We can answer this by observing children in different situations. Check how your child reacts when they fail or cannot accomplish a certain task. As parents, we want our children to be happy, and children learn about themselves from what they hear from us. We are their mirror. On one hand, we want them to know they are valuable and capable, to understand their strengths, and believe in their abilities. On the other hand, we want them not to be overconfident.
Even at very young ages, parents are impressed by everything their children do. We smile at them, laugh and play, and tell them they are talented and good thus we nurture them, and they absorb belief and confidence.
We want them strong and independent but not overconfident.
We enjoy complimenting and encouraging children, which naturally strengthens their self-confidence. However, sometimes we exaggerate: “You are the smartest,” “You are the best dancer,” “You are the best soccer player.” A child who hears they are the most talented or smartest will encounter others who are more talented or smarter, creating disappointment. This is the moment when a gap arises between what parents said and reality. When the gap occurs, we are not there to support or remind them. This gap shakes and undermines self-confidence. Continue to strengthen and compliment children, but avoid exaggerations. Let children be themselves, without comparisons to others.

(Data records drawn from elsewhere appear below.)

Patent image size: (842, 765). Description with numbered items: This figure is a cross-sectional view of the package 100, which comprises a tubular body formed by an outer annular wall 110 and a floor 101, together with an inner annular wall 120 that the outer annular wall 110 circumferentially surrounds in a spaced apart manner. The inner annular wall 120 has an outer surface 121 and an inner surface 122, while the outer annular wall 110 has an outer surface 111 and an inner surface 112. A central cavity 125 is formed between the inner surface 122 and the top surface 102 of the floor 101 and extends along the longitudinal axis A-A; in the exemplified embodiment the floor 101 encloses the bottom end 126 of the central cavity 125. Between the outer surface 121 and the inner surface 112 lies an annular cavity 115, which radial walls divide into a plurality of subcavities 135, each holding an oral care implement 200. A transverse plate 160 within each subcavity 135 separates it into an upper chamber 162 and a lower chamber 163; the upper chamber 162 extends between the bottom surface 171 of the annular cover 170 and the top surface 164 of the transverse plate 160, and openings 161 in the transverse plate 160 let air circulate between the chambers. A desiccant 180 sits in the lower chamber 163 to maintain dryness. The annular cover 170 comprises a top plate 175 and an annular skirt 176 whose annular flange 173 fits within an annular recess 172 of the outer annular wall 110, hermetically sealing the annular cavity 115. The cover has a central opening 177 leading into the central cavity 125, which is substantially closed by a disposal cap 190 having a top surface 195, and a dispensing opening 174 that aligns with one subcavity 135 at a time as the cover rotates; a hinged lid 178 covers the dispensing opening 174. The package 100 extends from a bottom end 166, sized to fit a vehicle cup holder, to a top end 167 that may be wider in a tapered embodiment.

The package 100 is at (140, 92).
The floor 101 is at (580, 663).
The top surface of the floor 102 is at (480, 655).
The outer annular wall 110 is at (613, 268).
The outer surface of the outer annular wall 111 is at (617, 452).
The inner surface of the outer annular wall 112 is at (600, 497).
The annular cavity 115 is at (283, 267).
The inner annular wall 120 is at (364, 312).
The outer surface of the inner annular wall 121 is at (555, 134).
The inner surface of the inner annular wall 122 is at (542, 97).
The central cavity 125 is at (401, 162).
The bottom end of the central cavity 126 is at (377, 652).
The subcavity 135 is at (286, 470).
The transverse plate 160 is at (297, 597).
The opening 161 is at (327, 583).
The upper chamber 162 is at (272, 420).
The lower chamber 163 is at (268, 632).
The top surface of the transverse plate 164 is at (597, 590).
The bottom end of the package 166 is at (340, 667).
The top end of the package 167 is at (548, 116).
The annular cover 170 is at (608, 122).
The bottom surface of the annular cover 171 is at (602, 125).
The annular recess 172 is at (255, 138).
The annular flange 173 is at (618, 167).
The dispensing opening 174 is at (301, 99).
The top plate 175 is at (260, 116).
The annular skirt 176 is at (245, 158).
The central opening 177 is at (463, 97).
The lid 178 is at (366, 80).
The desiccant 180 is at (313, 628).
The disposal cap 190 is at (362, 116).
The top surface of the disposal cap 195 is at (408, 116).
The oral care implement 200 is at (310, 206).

Failure as an Opportunity for Learning
Even if we compliment children, there may be moments when we get angry at them. In that instant, we may say something hurtful, and the compliment is erased, along with the sense of confidence. I suggest viewing the situation differently, from a positive perspective. The child is not satisfied now, okay, but this does not mean we should rush to make them happy. Let them face frustration and life. Rejoice because at that moment, your child is training for life’s tasks. Even for us, seeing the full picture takes time, so why expect the child to immediately feel happy when disappointed or frustrated?
Dealing with Frustration
It is important not to panic at failure, but to see it as a learning opportunity. Let the child cope and do not rush to solve problems. This starts from a young age, when the child comes home sad because the teacher was angry with them, and continues through different life experiences. In such cases, you can contact the teacher to resolve the issue, but you can also let the child deal with the emotion themselves. For example, suggest they approach the teacher and express what bothers them.
There is a difference between wanting our children to be happy so we feel successful and the moment when the child walks around sad and disappointed. We immediately want to fix, arrange, or improve their mood. It is important to remember that our goal as parents is to help them see the bigger picture, to zoom out and observe from a distance. This will happen later, calmly. To allow this, we must acknowledge the difficulty children feel. Let them know it is okay to be dissatisfied, frustrated, or disappointed.
How to Strengthen Self-Confidence
Self-image is built when a person believes and knows they have resources, traits, and areas where they are good and capable, allowing them to handle less successful parts. Here are some tips to build confidence:
- Emphasize effort and the process, not just the outcome, whether the child succeeds or not. Empower them for their persistence and reflect their good qualities.
- Give children responsibilities at home. A child who knows they are trusted will grow believing they are reliable and needed.
- Consult with children. Ask for their opinion on various topics, giving them a sense of significance and value.
- Identify and strengthen their strengths. Allow children to express their strong sides.
- Accept less “good” traits. When a weakness appears, accept it and show children that it is okay to have less favorable traits, as they can always rely on their strengths.
Overall, focus on positive traits and good deeds, and empower children. Avoid focusing only on what is not working. For example, if a child is shy and constantly reminded to overcome it to make friends, it reinforces shyness rather than encourages social growth. Remember, children do not improve from negative comments.